Jeremias van Riemsdijk telah memiliki land
Bekasi jauh sebelum dia menjadi Gubenur Jenderal (1775-1777). Semua gubernur
jenderal sebelum Riemsdijk memiliki lahan di daerah aliran sungai Tjiliwong. Gustaaf
Willem baron van Imhoff (1743-1750) pemilik land Bloeboer (kini kota Bogor); Jacob
Mossel (1750-1761) membeli land Wetevreden (Senen); Petrus Albertus van der
Parra (1761-1775) pemilik land Tjimanggis dan land Simplicitas (Pondok Laboe
dan Lebak Boeloes) serta kemudian membeli land Weltevreden dari Jacob Mossel; Jeremias
van Riemsdijk, sebelum memiliki land Bekasi sudah memiliki land Antjol. Jeremias
van Riemsdijk besar dugaan adalah pionir di daerah aliran sungai Bekasi.
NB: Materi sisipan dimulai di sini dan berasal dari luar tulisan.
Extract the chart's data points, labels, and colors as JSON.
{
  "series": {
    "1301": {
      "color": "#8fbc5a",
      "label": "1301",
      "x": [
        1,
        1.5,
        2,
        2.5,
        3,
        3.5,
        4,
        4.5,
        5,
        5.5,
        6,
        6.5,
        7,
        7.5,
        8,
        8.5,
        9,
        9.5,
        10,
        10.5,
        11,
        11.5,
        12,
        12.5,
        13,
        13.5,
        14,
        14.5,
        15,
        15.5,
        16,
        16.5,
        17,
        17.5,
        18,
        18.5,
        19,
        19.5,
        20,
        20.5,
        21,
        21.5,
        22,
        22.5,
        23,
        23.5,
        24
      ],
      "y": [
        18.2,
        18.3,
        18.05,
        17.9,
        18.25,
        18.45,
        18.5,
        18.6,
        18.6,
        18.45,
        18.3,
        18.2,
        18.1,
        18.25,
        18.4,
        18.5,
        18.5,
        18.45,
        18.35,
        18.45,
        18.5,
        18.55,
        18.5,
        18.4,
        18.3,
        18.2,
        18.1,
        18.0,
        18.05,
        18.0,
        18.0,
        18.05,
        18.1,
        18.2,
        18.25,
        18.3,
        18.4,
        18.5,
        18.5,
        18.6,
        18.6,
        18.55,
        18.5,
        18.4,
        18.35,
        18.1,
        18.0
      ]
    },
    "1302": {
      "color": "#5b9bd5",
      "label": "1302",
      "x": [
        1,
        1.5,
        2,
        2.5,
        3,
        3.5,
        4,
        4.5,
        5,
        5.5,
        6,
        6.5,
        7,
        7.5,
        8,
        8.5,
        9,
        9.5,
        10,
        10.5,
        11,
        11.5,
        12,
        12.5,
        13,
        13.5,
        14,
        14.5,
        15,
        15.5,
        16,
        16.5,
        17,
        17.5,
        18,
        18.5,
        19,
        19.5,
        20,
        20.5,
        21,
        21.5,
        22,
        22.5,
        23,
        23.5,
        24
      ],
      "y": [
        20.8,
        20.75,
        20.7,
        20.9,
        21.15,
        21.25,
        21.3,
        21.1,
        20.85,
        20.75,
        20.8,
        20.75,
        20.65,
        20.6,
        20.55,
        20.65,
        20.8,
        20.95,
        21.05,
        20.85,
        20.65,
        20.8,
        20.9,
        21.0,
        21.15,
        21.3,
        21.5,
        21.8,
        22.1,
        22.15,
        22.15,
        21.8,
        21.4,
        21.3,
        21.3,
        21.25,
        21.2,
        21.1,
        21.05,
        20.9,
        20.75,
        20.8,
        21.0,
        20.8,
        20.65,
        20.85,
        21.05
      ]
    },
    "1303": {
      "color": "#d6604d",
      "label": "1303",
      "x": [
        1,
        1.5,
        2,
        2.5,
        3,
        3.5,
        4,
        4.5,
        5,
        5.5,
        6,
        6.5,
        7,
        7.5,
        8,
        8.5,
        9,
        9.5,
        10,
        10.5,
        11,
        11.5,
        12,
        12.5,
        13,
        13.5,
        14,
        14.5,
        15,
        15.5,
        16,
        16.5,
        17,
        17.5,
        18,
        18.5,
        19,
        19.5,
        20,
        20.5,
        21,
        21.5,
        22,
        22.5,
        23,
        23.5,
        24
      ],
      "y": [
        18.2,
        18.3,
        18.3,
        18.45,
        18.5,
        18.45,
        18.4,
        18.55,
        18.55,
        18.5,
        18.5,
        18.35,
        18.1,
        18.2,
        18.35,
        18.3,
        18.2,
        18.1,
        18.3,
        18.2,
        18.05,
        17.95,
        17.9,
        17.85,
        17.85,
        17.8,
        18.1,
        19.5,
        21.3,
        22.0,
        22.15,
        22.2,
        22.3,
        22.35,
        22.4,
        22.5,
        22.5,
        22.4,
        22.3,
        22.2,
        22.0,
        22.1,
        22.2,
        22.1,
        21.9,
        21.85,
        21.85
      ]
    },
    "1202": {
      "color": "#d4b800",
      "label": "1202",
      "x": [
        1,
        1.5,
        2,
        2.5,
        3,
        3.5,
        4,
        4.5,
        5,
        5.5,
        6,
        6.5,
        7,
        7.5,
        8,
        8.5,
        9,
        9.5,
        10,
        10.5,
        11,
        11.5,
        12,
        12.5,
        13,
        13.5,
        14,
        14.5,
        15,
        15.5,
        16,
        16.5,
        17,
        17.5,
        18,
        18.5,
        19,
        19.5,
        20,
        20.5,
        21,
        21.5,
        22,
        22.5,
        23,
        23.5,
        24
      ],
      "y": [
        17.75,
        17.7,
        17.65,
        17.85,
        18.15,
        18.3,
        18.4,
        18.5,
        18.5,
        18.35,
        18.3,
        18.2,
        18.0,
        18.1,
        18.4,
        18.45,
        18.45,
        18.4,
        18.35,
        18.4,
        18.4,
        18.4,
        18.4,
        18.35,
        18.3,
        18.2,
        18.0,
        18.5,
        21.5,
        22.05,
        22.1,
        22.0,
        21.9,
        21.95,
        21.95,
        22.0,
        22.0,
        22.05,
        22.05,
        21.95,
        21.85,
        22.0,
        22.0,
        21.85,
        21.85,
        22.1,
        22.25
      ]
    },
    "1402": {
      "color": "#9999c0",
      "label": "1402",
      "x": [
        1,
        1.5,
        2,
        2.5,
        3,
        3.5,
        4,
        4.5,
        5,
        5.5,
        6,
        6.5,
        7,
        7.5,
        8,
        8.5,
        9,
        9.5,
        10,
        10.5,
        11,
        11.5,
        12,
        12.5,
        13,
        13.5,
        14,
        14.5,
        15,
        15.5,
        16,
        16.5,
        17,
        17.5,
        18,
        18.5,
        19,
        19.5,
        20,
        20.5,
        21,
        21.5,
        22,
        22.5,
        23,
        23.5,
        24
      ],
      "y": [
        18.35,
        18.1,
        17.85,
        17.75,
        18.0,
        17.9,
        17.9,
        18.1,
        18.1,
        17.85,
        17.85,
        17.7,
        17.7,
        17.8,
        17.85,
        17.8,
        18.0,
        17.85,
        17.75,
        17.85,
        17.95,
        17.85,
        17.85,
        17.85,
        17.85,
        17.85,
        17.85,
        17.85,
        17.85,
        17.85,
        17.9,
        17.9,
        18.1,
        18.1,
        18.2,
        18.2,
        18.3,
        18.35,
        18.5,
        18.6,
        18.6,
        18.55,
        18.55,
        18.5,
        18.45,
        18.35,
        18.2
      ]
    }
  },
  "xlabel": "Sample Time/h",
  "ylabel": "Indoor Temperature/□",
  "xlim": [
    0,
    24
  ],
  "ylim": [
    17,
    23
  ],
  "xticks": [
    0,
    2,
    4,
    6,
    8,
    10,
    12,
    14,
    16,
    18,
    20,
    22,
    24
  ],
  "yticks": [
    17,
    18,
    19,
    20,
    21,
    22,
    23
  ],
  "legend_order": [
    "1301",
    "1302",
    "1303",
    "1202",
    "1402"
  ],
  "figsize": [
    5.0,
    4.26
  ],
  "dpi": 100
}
Fort Bacassie di muara sungai Bekasi (Peta 1724) |
Situasi di land Bekasi pada tahun 1724 tentu
masih kosong dan tidak ada yang diidentifikasi nama kampong (lihat Peta 1724).
Nama-nama kampong hanya ditemukan di hulu sungai Bekasi dan sungai Crawang
(Tjitaroem). Di hulu sungai Bekasi di sekitar pertemuan sungai Tjikeas dan
sungai Tjilengsi di Bantar Gebang; di hulu suungai Tjitaroem terdapat di
sekitar pertemuan sungai Tjibeet dengan sungai Tjitaroem di sekitar Tanjung
Pura, Krawang yang sekarang. Keberadaan VOC baru terdeteksi di benteng (fort)
Tandjong Poera dan di benteng (fort) Bacassie di muara sungai Bekasi.
Sebagaimana benteng Meester Cornelis (di Jatinegara sekarang), benteng
Tandjoeng (di Pasar Rebo yang sekarang) dan benteng Padjadjaran (di Bogor),
benteng (fort) Bekasi di muara sungai Bekasi menjadi pendahulu munculnya
pembentukan land. Hanya satu nama kampong (besar) yang telah diidentifikasi di
sungai Bekasi, yakni Bantar Gebang (di hulu sungai Bekasi dan di hilir
pertemuan sungai Tjikeas dan sungai Tjilengsi). Kampong-kampong kecil tidak/belum
terindentifikasi (atau memang belum ada?).
Register (peta) land, 1775 |
Land Bekasi pada era VOC sudah barang tentu lebih mudah diakses dari
pantai melalui sungai Bekasi. Ini dapat dikaitkan dengan keberadaan fort Bekasi
di muara sungai Bekasi dan juga keberadaan landhuis Jeremias van Riemsdijk di
land Antjol yang merupakan jarak terdekat ke land Bekasi. Atas dasar inilah
landhuis Jeremias van Riemsdijk di land Bekasi dibangun di sungai Bekasi (sisi
barat). Tidak jauh dari landhuis di seberang sungai kemudian didirikan pasar
sebagai simpul perdagagangan di daerah aliran sungai Bekasi.
Landhuis
adalah rumah bagi pemilik land (landheer) yang menjadi pusat di dalam land.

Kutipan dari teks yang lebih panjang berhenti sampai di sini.